Из-под двери в мой мир вползает храп. Сосед выгнал диван в коридор, и теперь на нём спит рождественский мексиканец. Из марева паров текилы на меня смотрит его член, а за окном – густая ночь. Объятый храпом, я делаю несколько снимков: член у мексиканца – карамельного цвета, но я не уверен, что именно это обстоятельство вызывает у меня желание превратиться в пчелу и отправиться собирать мёд. Всему виной скорее черти из паров – запрыгивают прямо в рот: я их вдыхаю и тут же пьянею.
По ходу, впрочем, вспоминаю, что всё тщетно: тело запрещено, ведь неприлично. Я не могу поделиться с друзьями образом латино-американского члена, поскольку всякая социальная сеть исключает такую возможность.
Вопрос не в том, является ли хуй такой уж визуальной сенсацией, – чему, в конце концов, тут требовать огласки? – но в самом дизайне общественной жизни, при котором каждый человек состоит не только из губ и ногтей, но и "возмутительных" корпускул – фрагментов плоти, которые ему полагается прятать. Будто одного их вида достаточно, чтобы исковеркать благопристойные души. Души эти тошнит от присутствия в теле, склонном преть, выделять газы и, в конце концов, умирать.
Не в этой ли болезненной тошноте возникает прогресс – само стремление к метаморфозу, который рано или поздно освободит нечто, что мы называем собой, от менструации и мясного плена? Кем же мы тогда будем? Взглядом, блеском, мелодией? Ясно одно: люди не рождаются в рубашках – скорее в латексных сапогах. И тут же просят соску плети.

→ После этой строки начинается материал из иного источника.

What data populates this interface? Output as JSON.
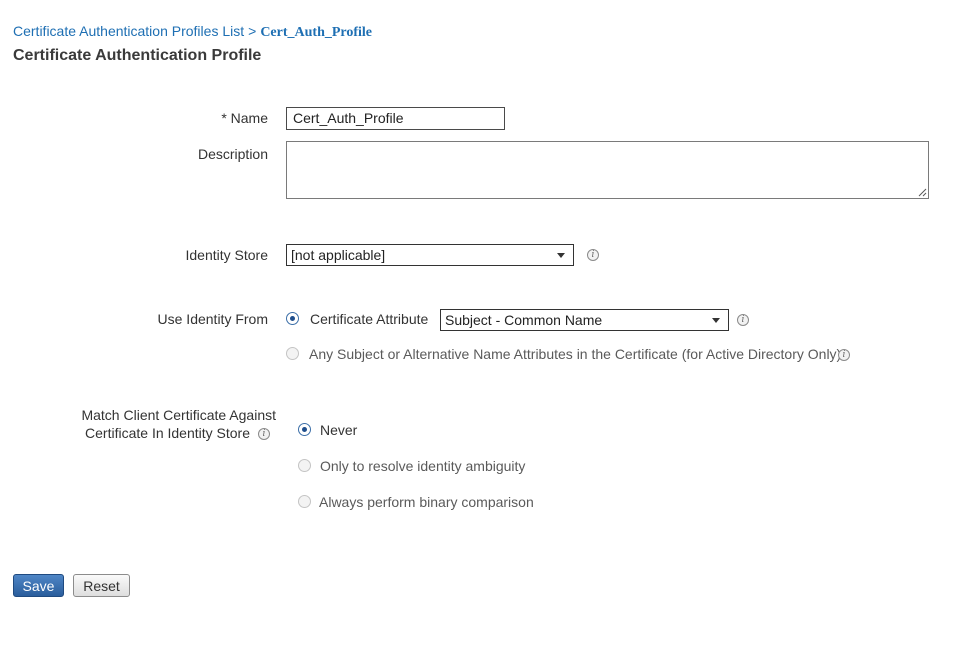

Общественный договор включает в себя обещание не тревожить друг друга отражениями в собственных зеркалах. По этой причине мы вырываем из-под одеял руки наших детей. Словно цветам не место в тёплой клумбе. Словно юность, содрогающаяся в оргазме, напоминает о клетке, в которую мы повзрослели.
"Лежит и трогае пыснюна!", – кричала во время тихого часа моя детсадовская нянька. Этот крик позволяет сохранять гениталии волнующими вопреки их тривиальности. Ничему сексуальному не удаётся стать обыденным в мире консервативного удовольствия. Репрессия озаряет секс магическим светом. В итоге, самые сладкие оргазмы – от нарушенных табу. По крайней мере здесь, среди рабов и высоких моральных ценностей.
Тем не менее, ни серьга члена, ни рыбий рот вагины не кажутся обществу комичными в этом своём висении над земной твердью. Остаётся их либо скрывать, как мычащего на Луну родственника, либо ночевать в подъезде с распахнутым оком ширинки – ночевать, несомненно, с надеждой быть обнаруженным. Чтобы взгляды незнакомцев, подобно бабочкам, слетались к твоей гортензии, и краснели там от стыда и желания; резвеивали юдоль одиночества.
Незнакомец безлик, и, значит, универсален. В его взгляде – не конкретный наблюдатель, но всё общество. Натюрморт мексиканца является не столько актом освобождения тела от нравственного умолчания, сколько попыткой поговорить собою с целым миром, без купюр. Отсюда явление вываленной карамельки.
И не случайно ведь такой медвежий, воистину космический храп – без его раскатов я бы не вышел ночью в коридор. Не вышла бы в него и моя чёрная, как дыра в черепе, соседка: теперь вот стоит у меня за спиной и кричит “Oh My God!”. Мексиканцу это нипочем – он продолжает спать: только вот улыбка расползаться по обласканному солнцем лицу. И вот уже весь дом лишился сна. Соседи стекаются отовсюду. Я нахожу себя в церкви. "Oh My God!". Здесь и сейчас этот пенис – действительно бог. Как и полагается божеству, он всех разволновал, оставшись при этом смутным и равнодушным.
Глядя во мрак чужой уретры, я задаюсь цепью вопросов: Что если бы на наше тело никто никогда не шипел? Что бы мы были тогда за существами, и как понимали веселье? Были бы случайные прикосновения столь же волнующими? Что называлось бы прекрасным, если не все эти невозможные губы?